The euro traded as high as $1.1284 today, up from $1.1179 late Wednesday. In late trading this afternoon, the euro was quoted at $1.1232, putting it within 5 cents of its initial value of $1.17 when it was introduced in January 1999 as the single currency for 12 of the 15 members of the European Union. Since then, it has consistently traded below that level, dropping as low as 82.3 cents in October 2000.
But since last year, the euro rebounded, sending the dollar sharply lower. This week alone, the dollar has dropped about 2.5 percent.
The United States requires about $1.5 billion a day in new capital from overseas just to keep the dollar from falling because of a huge imbalance between American imports and exports of goods and services. Yet the net inflow of foreign money invested in American securities fell to roughly half that level in February, the lowest rate in a year, according to the United States Treasury.
"Foreigners appear to be questioning the relative attractiveness of U.S. assets," said Rebecca McCaughrin, an economist at Morgan Stanley.
Analysts say there are several reasons why global investors, who poured money into the United States during the market bubble years, are getting nervous.
After a series of scandals over corporate accounting and brokerage firms' practices, trust in American financial markets remains shaky, some analysts say.
American interest rates, pushed aggressively lower by the Federal Reserve in an effort to stimulate economic growth, are far below European levels, reducing the appeal of United States bonds. Foreigners in February sold a net $5 billion of Treasury securities and $8.6 billion in securities issued by United States government agencies.
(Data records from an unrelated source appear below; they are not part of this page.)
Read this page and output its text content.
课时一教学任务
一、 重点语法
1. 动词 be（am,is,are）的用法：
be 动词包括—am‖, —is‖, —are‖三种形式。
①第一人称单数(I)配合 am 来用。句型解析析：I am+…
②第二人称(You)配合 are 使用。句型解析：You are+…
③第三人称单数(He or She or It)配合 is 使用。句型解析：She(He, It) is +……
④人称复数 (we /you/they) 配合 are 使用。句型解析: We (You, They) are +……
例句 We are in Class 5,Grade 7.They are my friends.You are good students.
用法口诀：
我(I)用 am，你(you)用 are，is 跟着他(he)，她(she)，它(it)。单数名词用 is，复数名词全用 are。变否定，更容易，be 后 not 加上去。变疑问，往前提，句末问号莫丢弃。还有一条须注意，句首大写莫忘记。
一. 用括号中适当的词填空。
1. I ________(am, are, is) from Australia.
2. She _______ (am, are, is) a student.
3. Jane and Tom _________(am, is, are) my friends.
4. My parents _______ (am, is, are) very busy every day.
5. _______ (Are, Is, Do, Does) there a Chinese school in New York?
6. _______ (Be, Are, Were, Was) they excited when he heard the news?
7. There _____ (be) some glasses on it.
Analysts say central banks around the world are also starting to shift a greater portion of their reserves into euros and out of dollars. And the American economy, while likely to outperform the European single currency zone this year, may not do so by a great enough margin to offset other negatives.
Given those ankle weights, the United States current account deficit of nearly $600 billion now looks to many investors like a heavy burden.
"The argument that the dollar should be strong because U.S. policymakers are more flexible and growth-oriented than their European or Japanese counterparts does not make sense," said Alex Patelis, currency strategist at Merrill Lynch. "It is not a matter of growth."
Even if, as other analysts maintain, economic performance is the fundamental factor driving the currency markets, the latest numbers do not make an attractive advertisement for the dollar. A report today showed that activity among American corporate purchasing managers was surprisingly feeble in April, culminating a week of data suggesting that economic growth in the United States may not be much above the 1 percent expected in the euro zone this year.